Blocksize (bytes) | 256 | 512 | 768 | 1024 | 1536 | 2048 | 4096 | 8192 |
zsync-0.1.2 with look-inside | 613532 | 339527 | 217883 | 190338 | 230413 | |||
zsync 0.1.0 (pr) without look-inside | 3134061 | 3074067 | 3044591 | 3033427 | 3033999 | |||
rsync-2.6.3 (down) | 3013037 | 3012749 | 3012877 | 3013241 | 3014117 | 3014045 | 3018029 | 3026169 |
rsync-2.6.3 (total) | 3086271 | 3048759 | 3037319 | 3031581 | 3026361 | 3023235 | 3022647 | 3028501 |
zsync-0.2.2 without look-inside | 3096931 | 3054736 | 3031354 | 3023228 | 3022746 | 3028652 | ||
zsync-0.2.2 with look-inside | 559703 | 304058 | 185237 | 140735 | 149467 | 209643 |
Finally, the file is compressed before-and-after with gzip --best --rsync.

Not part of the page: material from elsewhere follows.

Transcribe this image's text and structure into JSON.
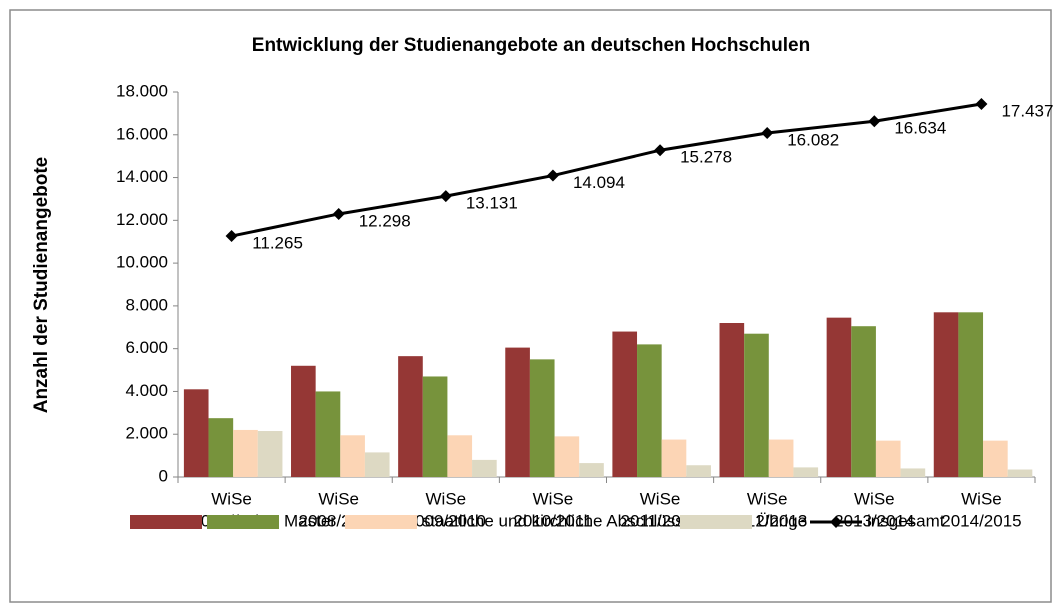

Blocksize (bytes) | 256 | 512 | 768 | 1024 | 1536 | 2048 | 4096 | 8192 |
zsync 0.1.2 with look-inside | 625590 | 351942 | 228179 | 263135 | 354503 | |||
zsync 0.1.0 (pr) without look-inside | 496567 | 449475 | 444663 | 492377 | 607225 | |||
rsync-2.6.3 (down only) | 400794 | 390142 | 394190 | 392290 | 407498 | 417422 | 471982 | 581186 |
rsync-2.6.3 (total) | 476020 | 427778 | 419292 | 411128 | 420072 | 426864 | 476726 | 583578 |
zsync-0.2.1 without look-inside | 449153 | 415905 | 406514 | 422712 | 485402 | 617931 | ||
zsync-0.2.1 with look-inside | 571679 | 316116 | 197467 | 151031 | 222331 (error) | 343906 |
gzip --rsync does fairly well, with both rsync and zsync transferring about 410kB at the optimum point. zsync with the look-inside method does much better than either of these, with as little as 140K transferred. At this optimum point, zsync transferred 75kB of (compressed) file data - close to the diff in size - and 65kB of the .zsync.

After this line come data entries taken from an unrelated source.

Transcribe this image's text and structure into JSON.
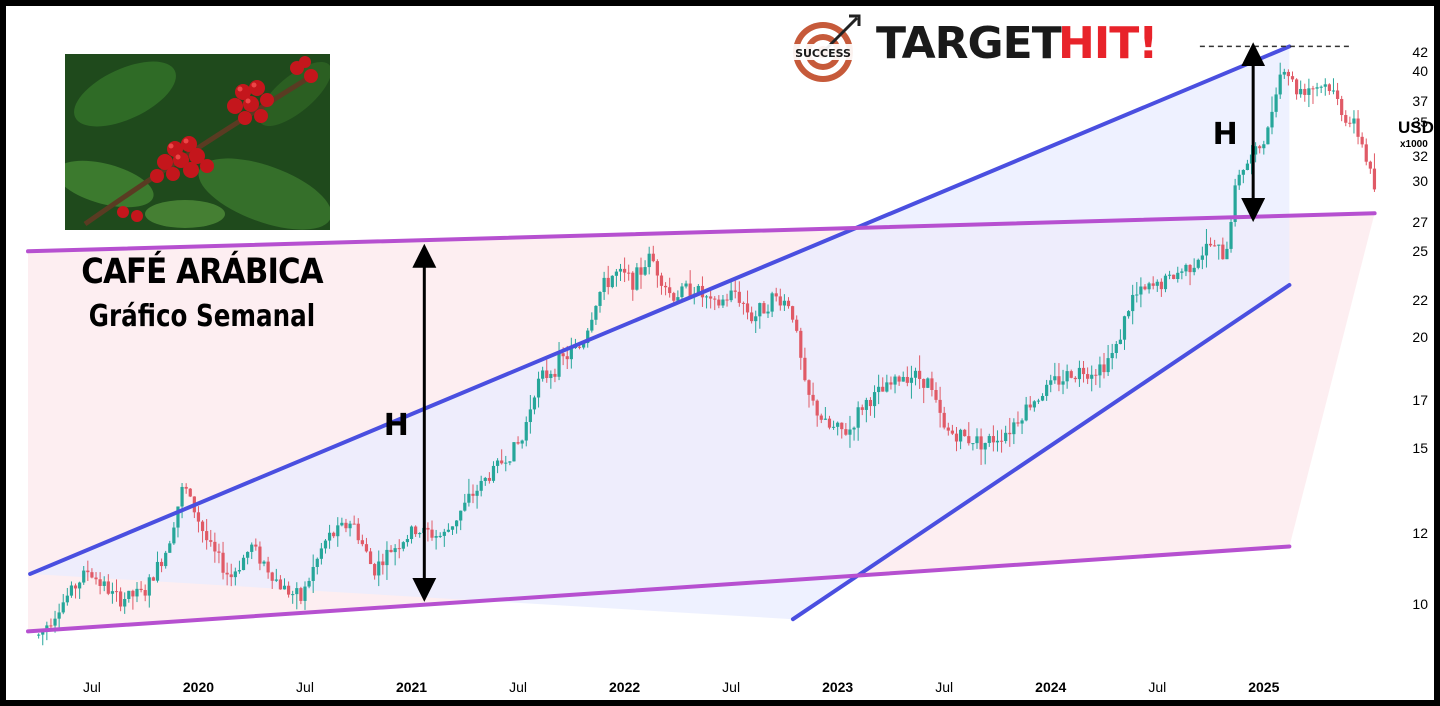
{
  "title": "CAFÉ ARÁBICA",
  "subtitle": "Gráfico Semanal",
  "logo": {
    "word1": "TARGET",
    "word2": "HIT!",
    "badge": "SUCCESS",
    "icon": "target-arrow-icon"
  },
  "colors": {
    "channel": "#4a4fe0",
    "range": "#b650d0",
    "up": "#26a69a",
    "down": "#e05a66",
    "bg_channel": "#e8ecff",
    "bg_range": "#fdecef"
  },
  "chart_data": {
    "type": "candlestick",
    "title": "CAFÉ ARÁBICA",
    "subtitle": "Gráfico Semanal",
    "ylabel": "USD",
    "ylabel_sub": "x1000",
    "ylim": [
      9,
      44
    ],
    "yticks": [
      10,
      12,
      15,
      17,
      20,
      22,
      25,
      27,
      30,
      32,
      35,
      37,
      40,
      42
    ],
    "ytick_labels": [
      "10",
      "12",
      "15",
      "17",
      "20",
      "22",
      "25",
      "27",
      "30",
      "32",
      "35",
      "37",
      "40",
      "42"
    ],
    "xticks": [
      {
        "t": 2019.5,
        "label": "Jul"
      },
      {
        "t": 2020.0,
        "label": "2020"
      },
      {
        "t": 2020.5,
        "label": "Jul"
      },
      {
        "t": 2021.0,
        "label": "2021"
      },
      {
        "t": 2021.5,
        "label": "Jul"
      },
      {
        "t": 2022.0,
        "label": "2022"
      },
      {
        "t": 2022.5,
        "label": "Jul"
      },
      {
        "t": 2023.0,
        "label": "2023"
      },
      {
        "t": 2023.5,
        "label": "Jul"
      },
      {
        "t": 2024.0,
        "label": "2024"
      },
      {
        "t": 2024.5,
        "label": "Jul"
      },
      {
        "t": 2025.0,
        "label": "2025"
      }
    ],
    "xlim": [
      2019.2,
      2025.55
    ],
    "price_path": [
      [
        2019.25,
        9.2
      ],
      [
        2019.4,
        10.3
      ],
      [
        2019.48,
        10.9
      ],
      [
        2019.62,
        10.1
      ],
      [
        2019.75,
        10.3
      ],
      [
        2019.85,
        11.5
      ],
      [
        2019.93,
        13.6
      ],
      [
        2020.05,
        11.6
      ],
      [
        2020.15,
        10.7
      ],
      [
        2020.25,
        11.6
      ],
      [
        2020.38,
        10.5
      ],
      [
        2020.48,
        10.1
      ],
      [
        2020.6,
        11.8
      ],
      [
        2020.72,
        12.4
      ],
      [
        2020.82,
        10.9
      ],
      [
        2020.92,
        11.6
      ],
      [
        2021.02,
        12.1
      ],
      [
        2021.15,
        11.9
      ],
      [
        2021.3,
        13.4
      ],
      [
        2021.45,
        14.7
      ],
      [
        2021.52,
        15.3
      ],
      [
        2021.58,
        17.6
      ],
      [
        2021.7,
        18.8
      ],
      [
        2021.8,
        19.6
      ],
      [
        2021.88,
        22.4
      ],
      [
        2021.95,
        23.6
      ],
      [
        2022.05,
        23.2
      ],
      [
        2022.12,
        24.7
      ],
      [
        2022.22,
        22.2
      ],
      [
        2022.32,
        22.8
      ],
      [
        2022.42,
        21.6
      ],
      [
        2022.52,
        22.5
      ],
      [
        2022.6,
        21.0
      ],
      [
        2022.7,
        22.2
      ],
      [
        2022.78,
        21.8
      ],
      [
        2022.85,
        17.3
      ],
      [
        2022.95,
        15.8
      ],
      [
        2023.05,
        15.6
      ],
      [
        2023.12,
        16.8
      ],
      [
        2023.22,
        17.4
      ],
      [
        2023.32,
        18.2
      ],
      [
        2023.42,
        17.9
      ],
      [
        2023.5,
        15.7
      ],
      [
        2023.6,
        15.4
      ],
      [
        2023.7,
        15.2
      ],
      [
        2023.8,
        15.7
      ],
      [
        2023.9,
        16.8
      ],
      [
        2024.02,
        17.8
      ],
      [
        2024.12,
        18.3
      ],
      [
        2024.22,
        18.4
      ],
      [
        2024.3,
        19.2
      ],
      [
        2024.38,
        22.1
      ],
      [
        2024.45,
        22.6
      ],
      [
        2024.55,
        23.2
      ],
      [
        2024.65,
        24.1
      ],
      [
        2024.75,
        25.4
      ],
      [
        2024.82,
        24.6
      ],
      [
        2024.85,
        27.8
      ],
      [
        2024.88,
        30.7
      ],
      [
        2024.95,
        32.0
      ],
      [
        2025.02,
        34.0
      ],
      [
        2025.06,
        38.9
      ],
      [
        2025.1,
        40.5
      ],
      [
        2025.15,
        38.0
      ],
      [
        2025.22,
        38.4
      ],
      [
        2025.3,
        38.6
      ],
      [
        2025.38,
        35.6
      ],
      [
        2025.45,
        33.8
      ],
      [
        2025.52,
        29.4
      ]
    ],
    "upper_channel": {
      "from": [
        2019.21,
        10.8
      ],
      "to": [
        2025.12,
        42.6
      ]
    },
    "lower_channel": {
      "from": [
        2022.79,
        9.6
      ],
      "to": [
        2025.12,
        22.9
      ]
    },
    "upper_range": {
      "from": [
        2019.2,
        25.0
      ],
      "to": [
        2025.52,
        27.6
      ]
    },
    "lower_range": {
      "from": [
        2019.2,
        9.3
      ],
      "to": [
        2025.12,
        11.6
      ]
    },
    "measure_arrows": [
      {
        "t": 2021.06,
        "from": 10.2,
        "to": 25.1,
        "label": "H"
      },
      {
        "t": 2024.95,
        "from": 27.4,
        "to": 42.4,
        "label": "H"
      }
    ],
    "target_level": 42.6,
    "annotations": [
      "TARGET HIT!",
      "H",
      "H"
    ]
  }
}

For this example, where the difference between the two files is small, working on the uncompressed data does quite well. With the uncompressed files, rsync transfers about 210kB, and zsync around 200kB. zsync with look-inside on the compressed data is ahead of this - having the data to download compressed saves a lot, even if we are having to transmit a map of the compressed file with it.

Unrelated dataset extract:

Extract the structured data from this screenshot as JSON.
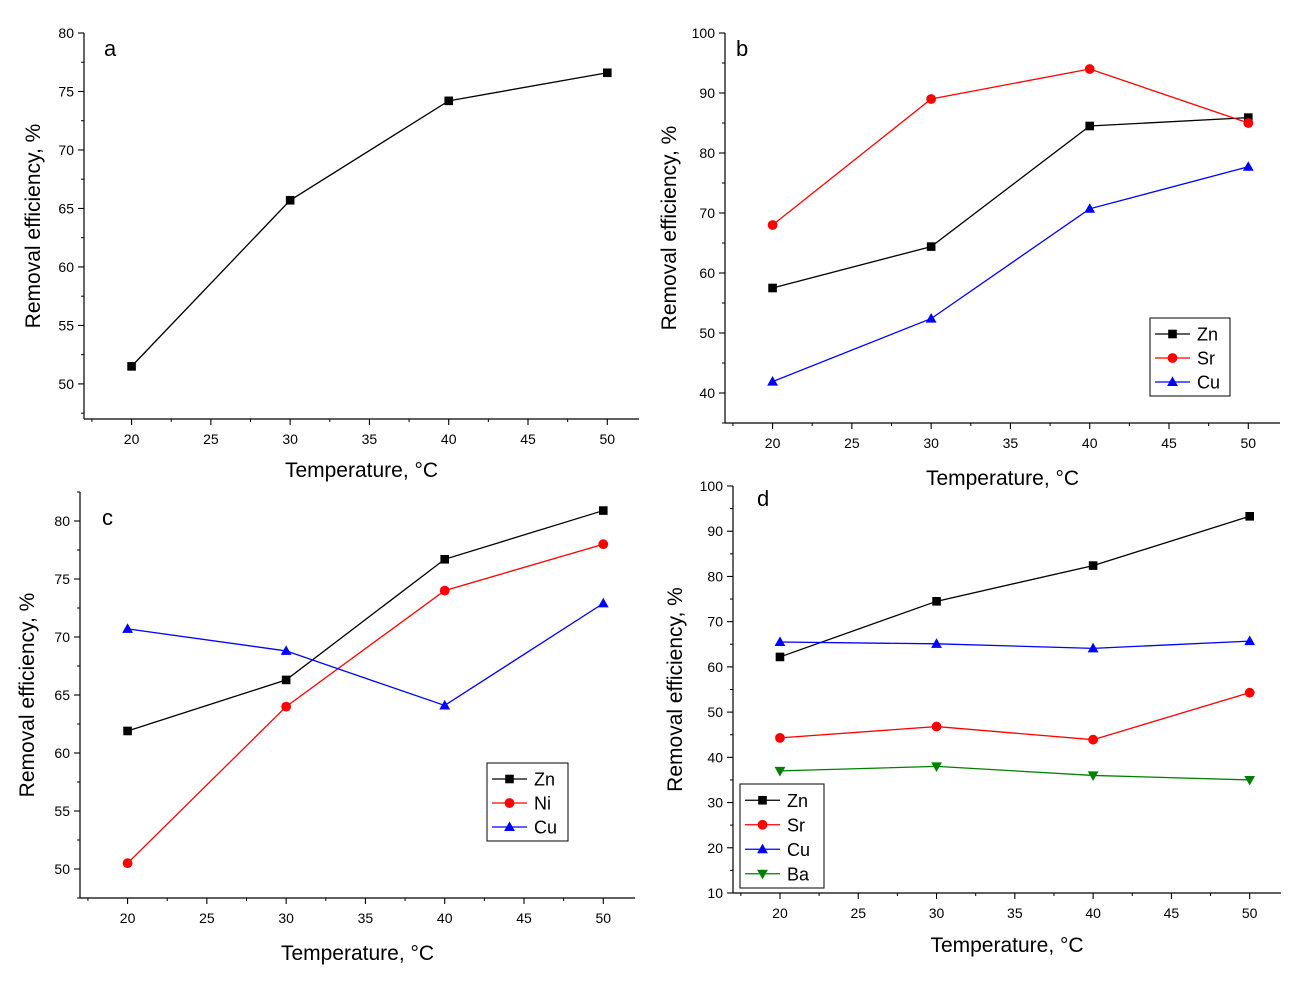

The clear winner is rsync with compression (rsync -z), transferring only 80kB. Here rsync combines the advantages of all the methods — by working on the uncompressed data and then compressing the deltas, rsync gets the equivalent of zsync's look-inside method, but without having to transmit a full map of the compressed data. But this is at a high cost, since in addition to the usual overhead of reading the entire source data file and doing the checksum calculations for each client, the rsync server has to compress the deltas per client. zsync's look-inside, on the other hand, causes hardly more server load than a normal HTTP download.